I play on pc so aim assist isn’t really something I encounter a lot outside obvious cheaters, but aim assist in general isn’t something that should exists outside of singleplayer imo.
I tried to do an online check-in for a flight some time ago. After cursing the airline, all software developers, all of society and all the gods for about 30 minutes, I realized that I had to allow popups for the site.
I’ve been replaying Skyrim since I got the Special Edition on sale few days ago. The loading screen goes away so fast that I can’t enjoy any tips on information that it shows. The technology has come a long way.
It’s never really been an “issue”. The rolls have always been accurate, and the XCOM devs have even said in XCOM 2 they gave an invisible “buff” on hit chances on some difficulties.
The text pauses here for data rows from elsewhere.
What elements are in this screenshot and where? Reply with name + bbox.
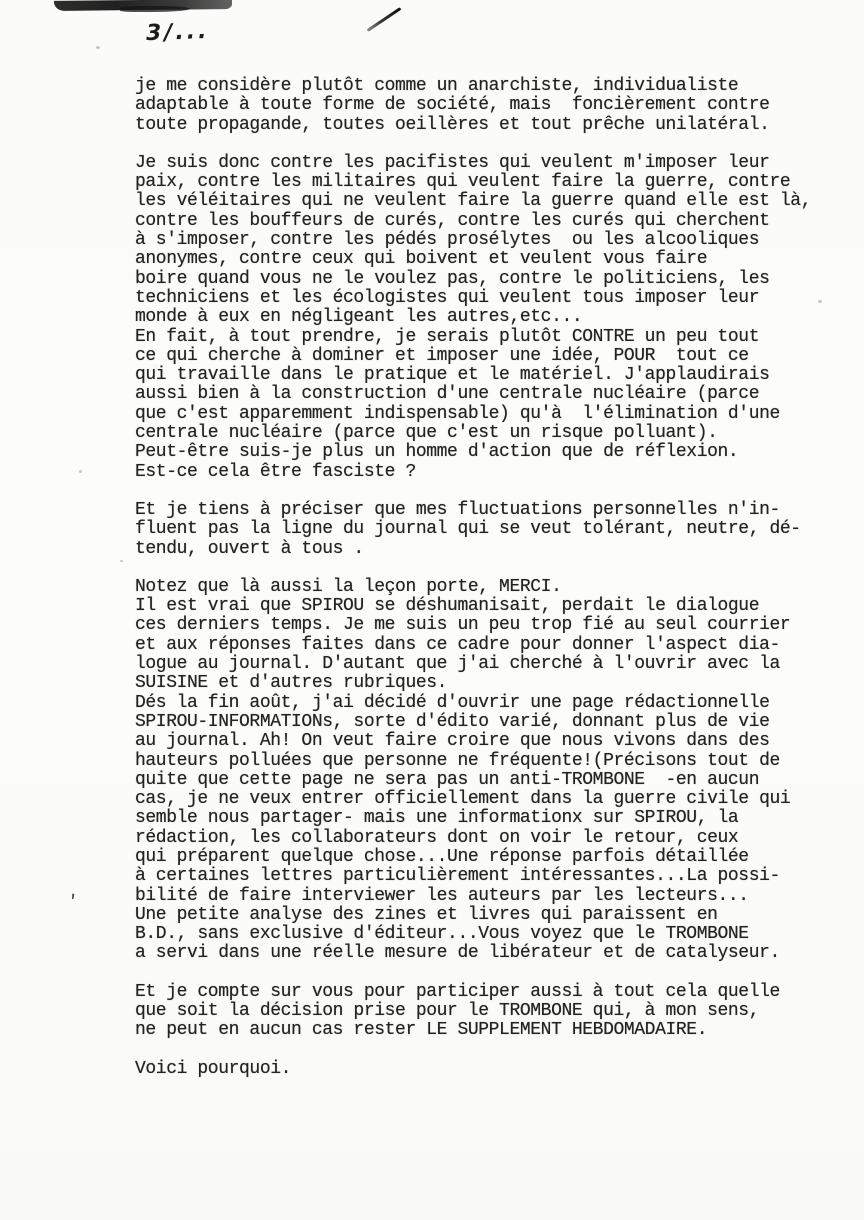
- page-number: 3/...: [146, 19, 210, 46]
- paragraph-spirou-informations: Notez que là aussi la leçon porte, MERCI…: [135, 578, 855, 964]
- pen-stroke-mark: [367, 7, 402, 32]
- margin-apostrophe-mark: ': [66, 892, 79, 912]
- paragraph-fluctuations: Et je tiens à préciser que mes fluctuati…: [135, 501, 855, 559]
- paragraph-contre-liste: Je suis donc contre les pacifistes qui v…: [135, 154, 855, 482]
- paragraph-voici-pourquoi: Voici pourquoi.: [135, 1060, 855, 1079]
- ink-smudge-blob: [120, 6, 190, 12]
- paper-speck: [96, 46, 100, 49]
- paper-speck: [79, 470, 82, 473]
- document-page: 3/... ' je me considère plutôt comme un …: [0, 0, 864, 1220]
- letter-body: je me considère plutôt comme un anarchis…: [135, 77, 855, 1098]
- paragraph-trombone-decision: Et je compte sur vous pour participer au…: [135, 983, 855, 1041]
- paper-speck: [120, 560, 123, 562]
- paragraph-intro: je me considère plutôt comme un anarchis…: [135, 77, 855, 135]
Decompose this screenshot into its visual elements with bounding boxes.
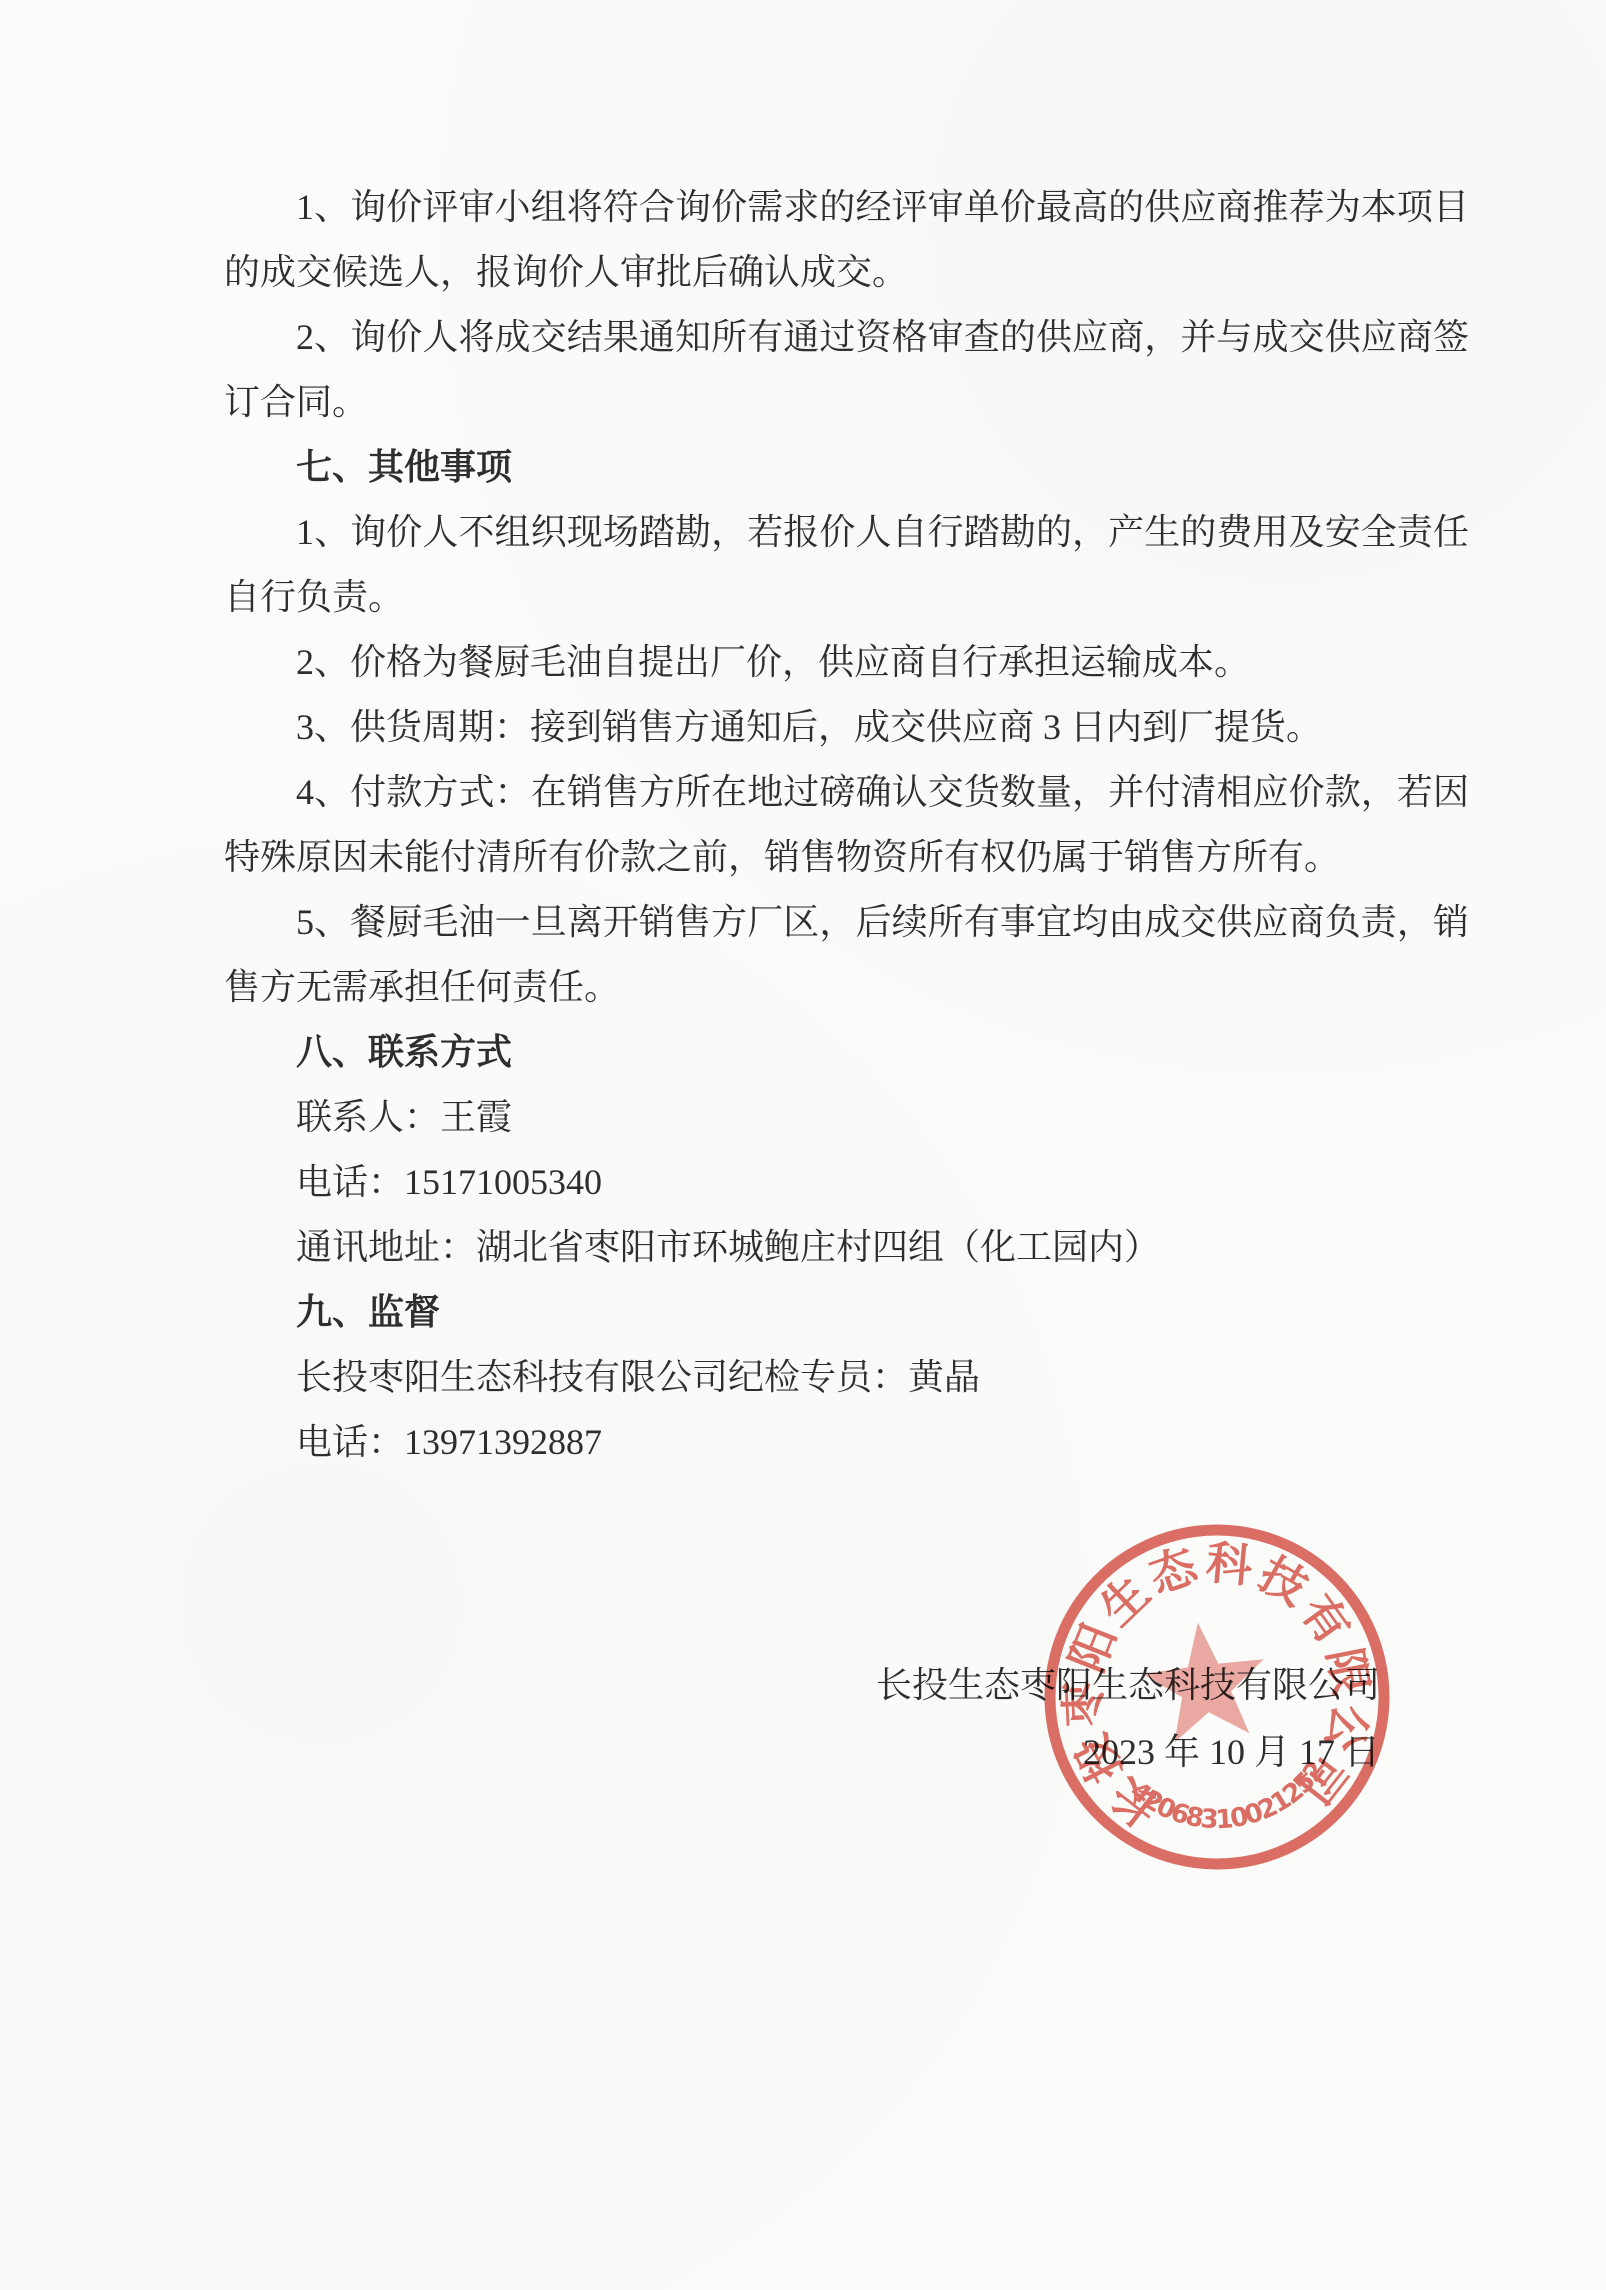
svg-text:1: 1	[1266, 1784, 1297, 1819]
supervisor-phone-line: 电话：13971392887	[224, 1410, 1469, 1475]
document-body: 1、询价评审小组将符合询价需求的经评审单价最高的供应商推荐为本项目的成交候选人，…	[0, 0, 1606, 1475]
svg-text:有: 有	[1291, 1586, 1359, 1653]
paragraph: 4、付款方式：在销售方所在地过磅确认交货数量，并付清相应价款，若因特殊原因未能付…	[224, 760, 1469, 890]
scanned-document-page: { "content": { "blocks": [ { "style": "b…	[0, 0, 1606, 2290]
section-heading-supervision: 九、监督	[224, 1280, 1469, 1345]
paragraph: 1、询价评审小组将符合询价需求的经评审单价最高的供应商推荐为本项目的成交候选人，…	[224, 175, 1469, 305]
section-heading-contact: 八、联系方式	[224, 1020, 1469, 1085]
svg-text:0: 0	[1152, 1792, 1181, 1827]
svg-text:生: 生	[1091, 1567, 1160, 1636]
svg-text:0: 0	[1228, 1802, 1251, 1835]
svg-text:态: 态	[1143, 1539, 1204, 1603]
contact-person-line: 联系人：王霞	[224, 1085, 1469, 1150]
svg-text:6: 6	[1167, 1797, 1193, 1831]
paragraph: 1、询价人不组织现场踏勘，若报价人自行踏勘的，产生的费用及安全责任自行负责。	[224, 500, 1469, 630]
paragraph: 5、餐厨毛油一旦离开销售方厂区，后续所有事宜均由成交供应商负责，销售方无需承担任…	[224, 890, 1469, 1020]
signature-block: 长投生态枣阳生态科技有限公司 2023 年 10 月 17 日	[876, 1652, 1380, 1786]
paragraph: 2、询价人将成交结果通知所有通过资格审查的供应商，并与成交供应商签订合同。	[224, 305, 1469, 435]
signature-date: 2023 年 10 月 17 日	[876, 1719, 1380, 1786]
contact-phone-line: 电话：15171005340	[224, 1150, 1469, 1215]
contact-address-line: 通讯地址：湖北省枣阳市环城鲍庄村四组（化工园内）	[224, 1215, 1469, 1280]
paragraph: 2、价格为餐厨毛油自提出厂价，供应商自行承担运输成本。	[224, 630, 1469, 695]
svg-text:技: 技	[1250, 1548, 1315, 1615]
svg-text:2: 2	[1254, 1792, 1283, 1827]
svg-text:8: 8	[1183, 1802, 1206, 1835]
svg-text:0: 0	[1241, 1797, 1267, 1831]
svg-text:1: 1	[1215, 1804, 1235, 1835]
svg-text:3: 3	[1200, 1804, 1220, 1835]
paragraph: 3、供货周期：接到销售方通知后，成交供应商 3 日内到厂提货。	[224, 695, 1469, 760]
section-heading-other-matters: 七、其他事项	[224, 435, 1469, 500]
svg-text:科: 科	[1204, 1537, 1255, 1592]
supervisor-line: 长投枣阳生态科技有限公司纪检专员：黄晶	[224, 1345, 1469, 1410]
signature-company: 长投生态枣阳生态科技有限公司	[876, 1652, 1380, 1719]
svg-text:2: 2	[1137, 1784, 1168, 1819]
The problem is we as people assume that something like 90% is a guarantee, and a miss in XCOM always feels so much worse, especially when they changed from time units to just a flat “do a shot, hit or miss them all” approach. So even though statistically you’re going to miss 1 of every 10 on a 90% shot, when it happens twice it’s “bullshit”. But that’s just odds man, gamblers fallacy is real.
Part of the issue is there’s a disconnect from what’s being shown and what’s already happened. So, XCOM, and I think XCOM2 (it’s been a while since I played both) create a table with “random” values on map load. This means, you can 100% save scum the shit out any encounter because cause and effect will always be the same, it’s not a live “dice roll”. Part of this sucks, because what happened is hidden from the player. Something like BG3, you can see “Oh, I swung, rolled a 3, and these modifiers, my total was 14 and they have an AC of 15”. Also, some games help by using a pseudo-random where the probability of something happening, actually increases over time. Example would be Dota2, where something like bash, shows a given percent, but it’s actually on a scale. Each attack changes the % chance the next bash may happen, eventually getting to a point it’s nearly a guarantee. This type of random is often used to make the game feel more fun for the player (to nudge the numbers one way or the other). However, with a pre-seeded table, this likely isn’t happening.
Then you add the visual component. Point blank range, it’ll say “99%” and you miss. Or the number will seem low, despite point blank range. And you have the visual of the %.
So you add those together, the game likely not helping the player and just using a pre-seeded table plus the visuals with the human notion of really only remembering the extremes and you get the overall feeling of “game not fair”. You made 10 shots in a row with only 30% chance, but you only remember the single 99% chance you missed
Actually no. Mostly, but some actions affect the PRNG and when loading saves they haven’t remembered to reset the effect of those, so the results can change a bit between loads. It has been a while, so I don’t remember the specifics. But you can abuse this property to get out of really tough spots by gaming the PRNG across loads.
Way too close for even a bullpup rifle. 65% is honestly pretty good if he’s already at point-blank range by the time brain impulse to fire the trigger is sent.
I think the game is meant to abstract away simultaneous actions. So it’s like the alien and you are moving at the same time, not like hitting a stationary target next to you.